Oscillations present in the electrical signal were also evident in the recorded dendritic calcium signal. A: records of elicited calcium oscillations recorded simultaneously with both electrical recording (black record) and high-speed fluorescence imaging (red, blue, and purple records). The oscillations in the somatic fluorescence recording (red record) closely matched those in the electrical record. The blue dendritic record also followed the electrical record, but with more variation. Note that fluorescence was mostly eliminated by the addition of Cd²⁺ in the purple record. B: power spectrum and cross-correlation graph of the electrical record (black record) and the somatic fluorescence record (red record). C: two dendritic branches (b1 green, b2 pink) originating from the proximal dendrite in A (blue record). Both branches were summed (b1+b2 orange record) to yield a signal closely matching the oscillations in the proximal dendrite (blue in A and D).
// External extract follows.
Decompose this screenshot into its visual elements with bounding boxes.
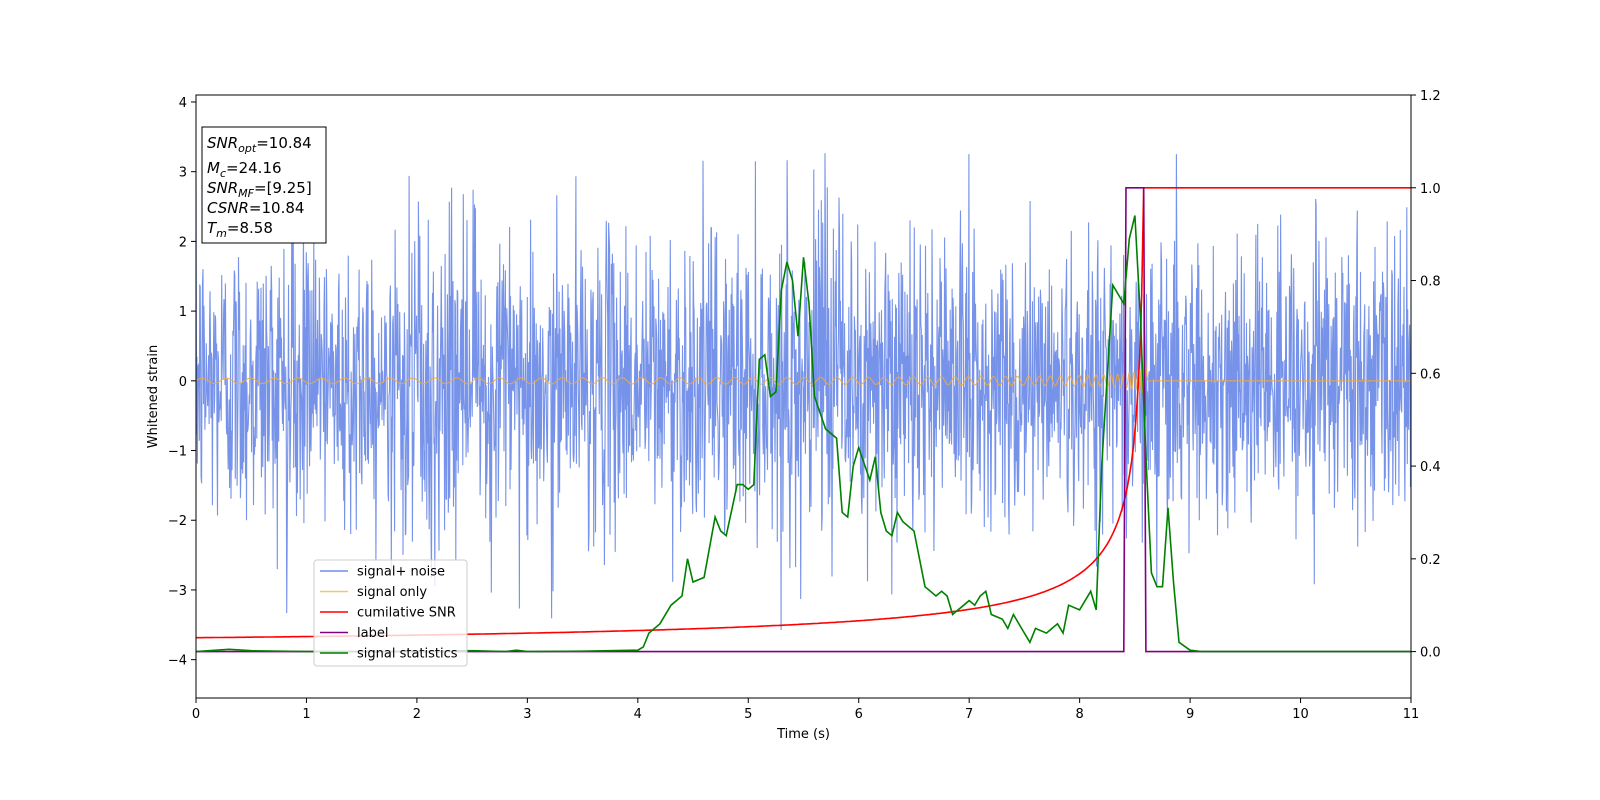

D: image from the inverted scope of the recorded cell indicating fluorescence sampling locations (red square, soma; blue square, main dendritic trunk; pink and green squares, b1 and b2 dendritic branches).

Fig. 5.

Wide-field calcium imaging with OGB1. A: image from the peak of a calcium transient showing an increase in calcium levels. The increase was present continuously across the length of the dendrites. Inset: fluorescence zoom of the filled cell. B: AgA and CgTx eliminated all calcium transients. C: image from the peak of a calcium transient showing an increase in calcium levels. Inset: fluorescence zoom of the filled cell. D: AgA blocked P/Q-type channels and eliminated the majority of the fluorescence with some fluorescence remaining in the soma (N-type calcium channel-mediated). Note that the color map on the left of each image was scaled to match the peak fluorescence of each cell, and that A and B used different scales compared with C and D.